Street Scene in the Souk
We would then rely on our Riad in Fès to 
  • help us with a guide of the Medina in the old city, 
  • get us a car and driver to go to the Roman ruins at Volubilis and then
  • get us tickets and on the train back to Marrakech.  
  I made email contact with Mohamed who operated the Mountain Travel Morocco Agency.  http://www.tripadvisor.co.uk/Attraction_Review-g293734-d2162022-Reviews-Trekking_in_Morocco_Private_Day_Tours-Marrakech.html.  
We are in our 70s, we are not interested in or able to do long hikes, but want to see the Atlas Mountains and all the following.  Can you help us with this?  He could.  He did.  More about that later.

Both Mohamed and the Mon Riad required that a deposit be wired to their banks.  Now, I had never wired money anywhere and, it turned out, neither had the staff at the branch of my bank at the Stop N Shop market.  We had a couple of false starts, but the money eventually reached their destinations.  Not for the faint of heart.  For some random reason, the riad in Fès was perfectly happy to accept a credit card number.                                    -30-

 






April 2015.  Morocco.  Marty Andersen Glanzman, Paul Glanzman, Steve McCloy explore North Africa.

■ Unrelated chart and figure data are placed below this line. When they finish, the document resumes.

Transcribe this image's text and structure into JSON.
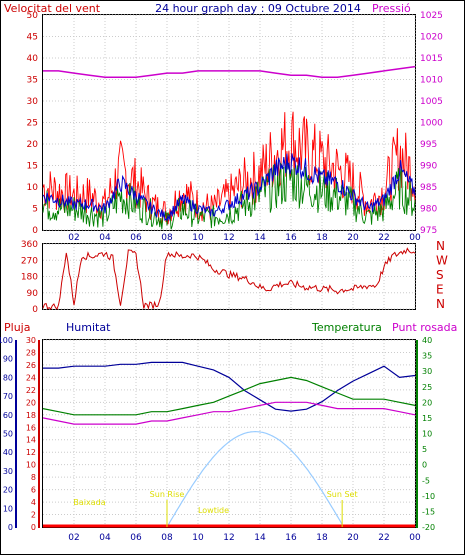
{
  "header": {
    "left_title": "Velocitat del vent",
    "center_title": "24 hour graph day : 09 Octubre 2014",
    "right_title": "Pressió"
  },
  "lower_header": {
    "rain": "Pluja",
    "humidity": "Humitat",
    "temperature": "Temperatura",
    "dewpoint": "Punt rosada"
  },
  "x_axis": {
    "ticks": [
      "02",
      "04",
      "06",
      "08",
      "10",
      "12",
      "14",
      "16",
      "18",
      "20",
      "22",
      "00"
    ]
  },
  "colors": {
    "wind_gust": "#ff0000",
    "wind_avg": "#0000cc",
    "wind_speed": "#008000",
    "pressure": "#cc00cc",
    "direction": "#cc0000",
    "humidity": "#000099",
    "temperature": "#008000",
    "dewpoint": "#cc00cc",
    "solar": "#99ccff",
    "rain": "#ff0000",
    "annotation": "#dddd00"
  },
  "chart_data": [
    {
      "type": "line",
      "title": "Velocitat del vent",
      "y_left": {
        "label": "Velocitat del vent",
        "lim": [
          0,
          50
        ],
        "ticks": [
          "0",
          "5",
          "10",
          "15",
          "20",
          "25",
          "30",
          "35",
          "40",
          "45",
          "50"
        ]
      },
      "y_right": {
        "label": "Pressió",
        "lim": [
          975,
          1025
        ],
        "ticks": [
          "975",
          "980",
          "985",
          "990",
          "995",
          "1000",
          "1005",
          "1010",
          "1015",
          "1020",
          "1025"
        ]
      },
      "x": [
        0,
        1,
        2,
        3,
        4,
        5,
        6,
        7,
        8,
        9,
        10,
        11,
        12,
        13,
        14,
        15,
        16,
        17,
        18,
        19,
        20,
        21,
        22,
        23,
        24
      ],
      "series": [
        {
          "name": "gust",
          "axis": "left",
          "values": [
            10,
            9,
            8,
            8,
            6,
            14,
            11,
            6,
            4,
            9,
            6,
            5,
            8,
            11,
            13,
            18,
            21,
            18,
            16,
            14,
            11,
            6,
            9,
            18,
            12
          ]
        },
        {
          "name": "average",
          "axis": "left",
          "values": [
            8,
            7,
            6,
            6,
            5,
            11,
            8,
            5,
            3,
            7,
            5,
            4,
            6,
            8,
            10,
            14,
            16,
            14,
            12,
            11,
            8,
            5,
            7,
            14,
            9
          ]
        },
        {
          "name": "speed",
          "axis": "left",
          "values": [
            6,
            5,
            5,
            4,
            3,
            8,
            6,
            4,
            2,
            5,
            3,
            3,
            4,
            6,
            8,
            10,
            12,
            10,
            9,
            8,
            6,
            3,
            5,
            10,
            6
          ]
        },
        {
          "name": "Pressió",
          "axis": "right",
          "values": [
            1012,
            1012,
            1011.5,
            1011,
            1010.5,
            1010.5,
            1010.5,
            1011,
            1011.5,
            1011.5,
            1012,
            1012,
            1012,
            1012,
            1012,
            1011.5,
            1011,
            1011,
            1010.5,
            1010.5,
            1011,
            1011.5,
            1012,
            1012.5,
            1013
          ]
        }
      ]
    },
    {
      "type": "line",
      "y_left": {
        "lim": [
          0,
          360
        ],
        "ticks": [
          "0",
          "90",
          "180",
          "270",
          "360"
        ]
      },
      "y_right": {
        "ticks": [
          "N",
          "W",
          "S",
          "E",
          "N"
        ]
      },
      "x": [
        0,
        0.5,
        1,
        1.5,
        2,
        2.5,
        3,
        3.5,
        4,
        4.5,
        5,
        5.5,
        6,
        6.5,
        7,
        7.5,
        8,
        8.5,
        9,
        9.5,
        10,
        10.5,
        11,
        11.5,
        12,
        12.5,
        13,
        13.5,
        14,
        14.5,
        15,
        15.5,
        16,
        16.5,
        17,
        17.5,
        18,
        18.5,
        19,
        19.5,
        20,
        20.5,
        21,
        21.5,
        22,
        22.5,
        23,
        23.5,
        24
      ],
      "series": [
        {
          "name": "direction",
          "values": [
            20,
            15,
            10,
            320,
            30,
            300,
            290,
            300,
            310,
            280,
            30,
            310,
            300,
            20,
            20,
            30,
            310,
            300,
            290,
            300,
            290,
            260,
            220,
            210,
            190,
            180,
            170,
            150,
            120,
            110,
            130,
            140,
            140,
            130,
            120,
            120,
            110,
            110,
            100,
            110,
            110,
            120,
            130,
            130,
            230,
            290,
            310,
            330,
            320
          ]
        }
      ]
    },
    {
      "type": "line",
      "y_left_rain": {
        "label": "Pluja",
        "lim": [
          0,
          30
        ],
        "ticks": [
          "0",
          "2",
          "4",
          "6",
          "8",
          "10",
          "12",
          "14",
          "16",
          "18",
          "20",
          "22",
          "24",
          "26",
          "28",
          "30"
        ]
      },
      "y_left_hum": {
        "label": "Humitat",
        "lim": [
          0,
          100
        ],
        "ticks": [
          "0",
          "10",
          "20",
          "30",
          "40",
          "50",
          "60",
          "70",
          "80",
          "90",
          "100"
        ]
      },
      "y_right": {
        "label": "Temperatura",
        "lim": [
          -20,
          40
        ],
        "ticks": [
          "-20",
          "-15",
          "-10",
          "-5",
          "0",
          "5",
          "10",
          "15",
          "20",
          "25",
          "30",
          "35",
          "40"
        ]
      },
      "x": [
        0,
        1,
        2,
        3,
        4,
        5,
        6,
        7,
        8,
        9,
        10,
        11,
        12,
        13,
        14,
        15,
        16,
        17,
        18,
        19,
        20,
        21,
        22,
        23,
        24
      ],
      "series": [
        {
          "name": "Humitat",
          "axis": "hum",
          "values": [
            85,
            85,
            86,
            86,
            86,
            87,
            87,
            88,
            88,
            88,
            86,
            84,
            80,
            73,
            68,
            63,
            62,
            63,
            67,
            73,
            78,
            82,
            86,
            80,
            81
          ]
        },
        {
          "name": "Temperatura",
          "axis": "right",
          "values": [
            18,
            17,
            16,
            16,
            16,
            16,
            16,
            17,
            17,
            18,
            19,
            20,
            22,
            24,
            26,
            27,
            28,
            27,
            25,
            23,
            21,
            21,
            21,
            20,
            19
          ]
        },
        {
          "name": "Punt rosada",
          "axis": "right",
          "values": [
            15,
            14,
            13,
            13,
            13,
            13,
            13,
            14,
            14,
            15,
            16,
            17,
            17,
            18,
            19,
            20,
            20,
            20,
            19,
            18,
            18,
            18,
            18,
            17,
            16
          ]
        },
        {
          "name": "solar",
          "axis": "hum",
          "values": [
            0,
            0,
            0,
            0,
            0,
            0,
            0,
            0,
            0,
            5,
            20,
            35,
            45,
            50,
            51,
            48,
            42,
            30,
            15,
            4,
            0,
            0,
            0,
            0,
            0
          ]
        },
        {
          "name": "Pluja",
          "axis": "rain",
          "values": [
            0,
            0,
            0,
            0,
            0,
            0,
            0,
            0,
            0,
            0,
            0,
            0,
            0,
            0,
            0,
            0,
            0,
            0,
            0,
            0,
            0,
            0,
            0,
            0,
            0
          ]
        }
      ],
      "annotations": [
        {
          "text": "Baixada",
          "x": 3
        },
        {
          "text": "Sun Rise",
          "x": 8
        },
        {
          "text": "Lowtide",
          "x": 11
        },
        {
          "text": "Sun Set",
          "x": 19.3
        }
      ]
    }
  ]
}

Why Morocco?  Where is Morocco anyway?

Morocco sits on the top of the African continent across from Gibraltar. 
 [http://www.worldatlas.com/webimage/countrys/africa/ma.htm]

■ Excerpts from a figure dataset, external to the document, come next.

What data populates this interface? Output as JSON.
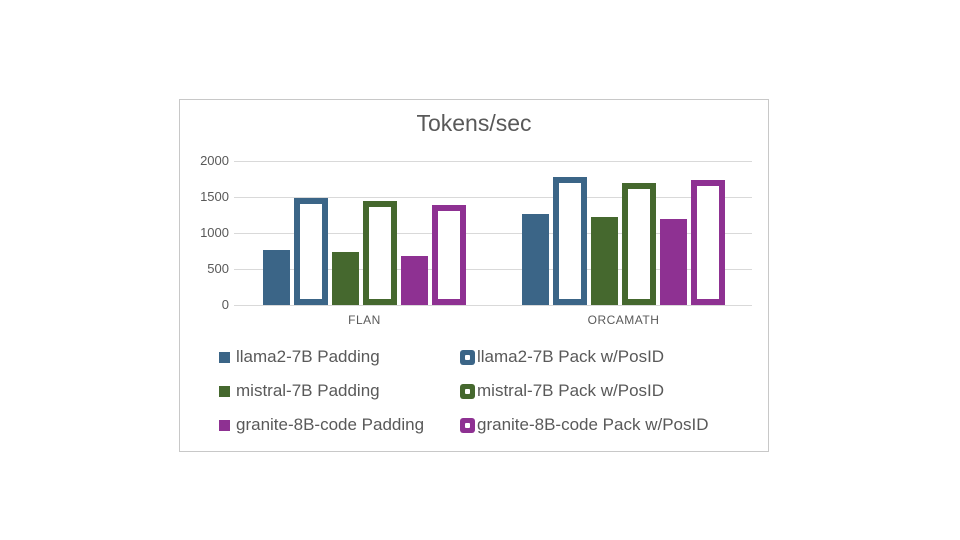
{
  "colors": {
    "canvas_background": "#ffffff",
    "panel_background": "#ffffff",
    "panel_border": "#c8c8c8",
    "gridline": "#d9d9d9",
    "text": "#595959",
    "outlined_bar_fill": "#ffffff",
    "llama2_blue": "#3b6587",
    "mistral_green": "#45682e",
    "granite_purple": "#8e3192"
  },
  "chart_data": {
    "type": "bar",
    "title": "Tokens/sec",
    "categories": [
      "FLAN",
      "ORCAMATH"
    ],
    "series": [
      {
        "name": "llama2-7B Padding",
        "style": "solid",
        "color": "#3b6587",
        "values": [
          760,
          1270
        ]
      },
      {
        "name": "llama2-7B Pack w/PosID",
        "style": "outlined",
        "color": "#3b6587",
        "values": [
          1490,
          1780
        ]
      },
      {
        "name": "mistral-7B Padding",
        "style": "solid",
        "color": "#45682e",
        "values": [
          730,
          1220
        ]
      },
      {
        "name": "mistral-7B Pack w/PosID",
        "style": "outlined",
        "color": "#45682e",
        "values": [
          1450,
          1700
        ]
      },
      {
        "name": "granite-8B-code Padding",
        "style": "solid",
        "color": "#8e3192",
        "values": [
          680,
          1200
        ]
      },
      {
        "name": "granite-8B-code Pack w/PosID",
        "style": "outlined",
        "color": "#8e3192",
        "values": [
          1390,
          1740
        ]
      }
    ],
    "xlabel": "",
    "ylabel": "",
    "ylim": [
      0,
      2000
    ],
    "y_ticks": [
      0,
      500,
      1000,
      1500,
      2000
    ],
    "grid": true,
    "legend_position": "bottom",
    "legend_columns": 2
  }
}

It is at about the same latitude as South Carolina and central Georgia.   This is a stable monarchy with a young, educated King and Queen.  He has done good things for the development of this ancient country.  "Maroc" was the first African country to have 3G. It is electrified and its large agricultural resources are supported by a fine national irrigation system. 

Everyone has heard of Casablanca and Tangiers.  Most have heard some version of  "Marrakesh Express" and may see Marrakesh as a hippie haven and den of drugs. 

In planning this trip, I wanted to see as much of traditional and authentic Morocco as possible.  I wanted also to avoid places that are more European than Moroccan or that reflect too much of the French "Protectorate" that managed Morocco between the World Wars.  So I got planning.